6. Mucosal barrier enhancer
Developed by Lipid Therapeutics, LT-102 is a phospholipid agent that releases phosphatidylcholine. The mucous layer of the gastrointestinal tract is mainly composed of water, glycoproteins, lipids, other proteins and nucleic acids. Although phospholipids are a minor component of GI mucus, their hydrophobic surfaces established by virtue of amphiphilicity are indispensable for maintaining a complete barrier function. Surface phosphatidylcholine (PC) is the main mucin phospholipid. Compared with healthy people, UC patients have found that phosphatidylcholine (PC) in mucus of UC patients is significantly reduced and independent of inflammatory status. The lack of PC can lead to a decrease in surface hydrophobicity, leading to the intrusion of harmful substances in the lumen. However, PC is also involved in a variety of potential pro-inflammatory pathways, including tumor necrosis factor-alpha (TNF-alpha) signaling, activation of NF-kB cytokine expression, and mitogen-activated protein kinase. According to its inherent structure in the colonic mucosa, if PC reconstruction in colonic mucus of UC patients (via LT-102) can help restore mucus structure and density in UC patients, it can improve mucosal barrier function and prevent inflammation in UC patients. LT-102 is mainly used to improve the mucosal barrier function of patients with mild to moderate UC. It is currently in phase III clinical study.
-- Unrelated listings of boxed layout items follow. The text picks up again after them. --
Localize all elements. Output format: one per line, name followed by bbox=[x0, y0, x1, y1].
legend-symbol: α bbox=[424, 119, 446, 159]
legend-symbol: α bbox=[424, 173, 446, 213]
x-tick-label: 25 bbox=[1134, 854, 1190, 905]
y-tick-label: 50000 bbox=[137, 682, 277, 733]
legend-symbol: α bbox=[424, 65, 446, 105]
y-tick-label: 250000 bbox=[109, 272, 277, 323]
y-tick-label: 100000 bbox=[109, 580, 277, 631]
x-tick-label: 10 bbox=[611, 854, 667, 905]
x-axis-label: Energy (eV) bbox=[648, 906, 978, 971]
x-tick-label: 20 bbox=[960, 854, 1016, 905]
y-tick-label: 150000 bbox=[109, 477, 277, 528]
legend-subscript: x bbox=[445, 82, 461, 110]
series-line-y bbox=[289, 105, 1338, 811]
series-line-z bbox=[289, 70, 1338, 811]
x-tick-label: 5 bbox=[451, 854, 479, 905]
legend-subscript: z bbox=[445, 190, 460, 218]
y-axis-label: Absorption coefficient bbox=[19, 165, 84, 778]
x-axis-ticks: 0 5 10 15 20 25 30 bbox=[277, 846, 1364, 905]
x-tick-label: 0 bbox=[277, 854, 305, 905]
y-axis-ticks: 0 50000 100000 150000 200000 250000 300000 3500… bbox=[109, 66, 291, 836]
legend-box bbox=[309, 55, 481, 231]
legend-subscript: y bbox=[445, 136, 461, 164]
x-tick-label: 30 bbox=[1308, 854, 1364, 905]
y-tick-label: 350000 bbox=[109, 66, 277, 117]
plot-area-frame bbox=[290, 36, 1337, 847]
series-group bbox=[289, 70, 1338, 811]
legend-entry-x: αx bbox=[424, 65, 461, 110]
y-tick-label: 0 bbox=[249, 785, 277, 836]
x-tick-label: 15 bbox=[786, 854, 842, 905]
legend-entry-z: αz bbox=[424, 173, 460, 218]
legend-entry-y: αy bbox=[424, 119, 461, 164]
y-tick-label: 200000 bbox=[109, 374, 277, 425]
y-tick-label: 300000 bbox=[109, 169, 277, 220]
As a chronic recurrent digestive system, IBD is not well defined and has no cure. Although the rise of antibody drugs has been very successful in the treatment of IBD, the development of small molecule IBD drugs has become a problem because of its poor patient compliance, high cost of treatment, and long-term use of drug resistance and adverse reactions. Problems that patients, doctors, pharmaceutical companies, and researchers pay close attention to can be expected to be developed in the near future for small molecule IBD drugs, and benefit IBD patients, in addition to the IBD candidate compounds in clinical studies described in this article. The follow-up will continue to summarize the potential compounds for small molecule treatment of IBD in preclinical studies.